「幸せについて」
その1 幸せって何?
そもそも「幸せ」って何でしょうか?
ふつう「幸せ」と言う場合には、「幸せの対象」か「幸福感」のいずれかを指しています。「幸せの対象」とは、夢や目標の達成/愛の獲得/何かを手に入れること/何かを経験すること/何かまたは誰かの存在/望ましい生活のスタイルや状態/生きがいなどです。「幸福感」とは、幸せの対象によって感じられるものです。
神谷美恵子さんが『生きがいについて』(みすず書房)の中で、「生きがいという言葉の使い方には、生きがいの対象と生きがい感のふた通りがある」ということを書かれています。
「生きがい」を「幸せ」に置き換えても同じことが言えるのです。
幸せの対象があっても幸福感を得られるとは限りません。
たとえば、いい家に住んでいる人や、金持ちの人や、成功をした人や、素敵なパートナーがいる人などの、人から見たら幸せそうな人でも本人が幸せを感じているかどうかはわかりません。
「どんなに幸せそうに見える人でも、本人が幸せだと思っていなければ、その人は幸せではない」のです。
実際に「幸せそうな幸せでない(不幸な)人」がたくさんいるのです。
私は、「幸せそうな幸せでない人にはなりたくない」と思っています。幸せ(の対象)を持っていてもその幸せを感じられなければ価値がないと思うのです。人がどう思おうが、環境や物質に恵まれていようが、自分が幸せを感じられなければ意味がないということです。
私たちは実はすでに「幸せそうな人」なのかもしれません。今の日本に暮らす人は、過去の日本に生きた人や他国で暮らす人からは、おおかた幸せそうに見えるのではないでしょうか。
「幸せな人生だったと言えるように生きたい」という人がいます。死ぬ前に「幸せな人生だった」言えるのなら、生きている途中でも幸せを感じられたほうがいいでしょう。そのほうが死ぬ前にも「幸せな人生だった」と自信をもって言えるのではないでしょうか。
また、「あとから考えるとあの時は幸せだった」というようなこともあります。だったら、その時々に幸せを感じられなかったのはもったいないのではないでしょうか。
幸せの対象を得られるように努力するというのも幸せになるためのアプローチ法ですが、自分がすでに持っている幸せや出会う幸せをより感じられるように心がけるというアプローチ法もあります。前者のアプローチだけをしている人が多いような気がします。
幸せの対象を得るために「現実を変える」努力と、幸せを感じられるように「自分の心を変える」心がけと、どちらが幸せになり易いのでしょうか?
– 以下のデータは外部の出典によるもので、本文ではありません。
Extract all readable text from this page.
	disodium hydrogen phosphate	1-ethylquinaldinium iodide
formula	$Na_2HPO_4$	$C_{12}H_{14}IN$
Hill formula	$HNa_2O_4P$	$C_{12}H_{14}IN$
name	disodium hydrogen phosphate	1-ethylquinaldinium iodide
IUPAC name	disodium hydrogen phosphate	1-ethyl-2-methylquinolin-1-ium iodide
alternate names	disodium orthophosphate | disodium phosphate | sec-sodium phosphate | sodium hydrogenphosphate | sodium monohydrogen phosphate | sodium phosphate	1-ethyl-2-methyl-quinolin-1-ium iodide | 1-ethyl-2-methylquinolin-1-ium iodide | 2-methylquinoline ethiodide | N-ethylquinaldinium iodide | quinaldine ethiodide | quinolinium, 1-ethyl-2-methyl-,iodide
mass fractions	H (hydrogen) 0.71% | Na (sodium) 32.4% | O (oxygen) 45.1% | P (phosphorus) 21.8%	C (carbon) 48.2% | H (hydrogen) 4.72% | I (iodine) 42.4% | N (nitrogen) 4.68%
幸せになるためには、両方のアプローチをするのがよさそうです。
「幸せとは、幸せを感じられるもの(または、こと)」とも言えます。
自分が幸せを感じられることはすべて自分の幸せです。
幸せは人それぞれ。自分の幸せについての基準は自分の幸福感で決めればいいのです。
幸せになるためには「幸福感を大切にする」ことが重要だと思うのです。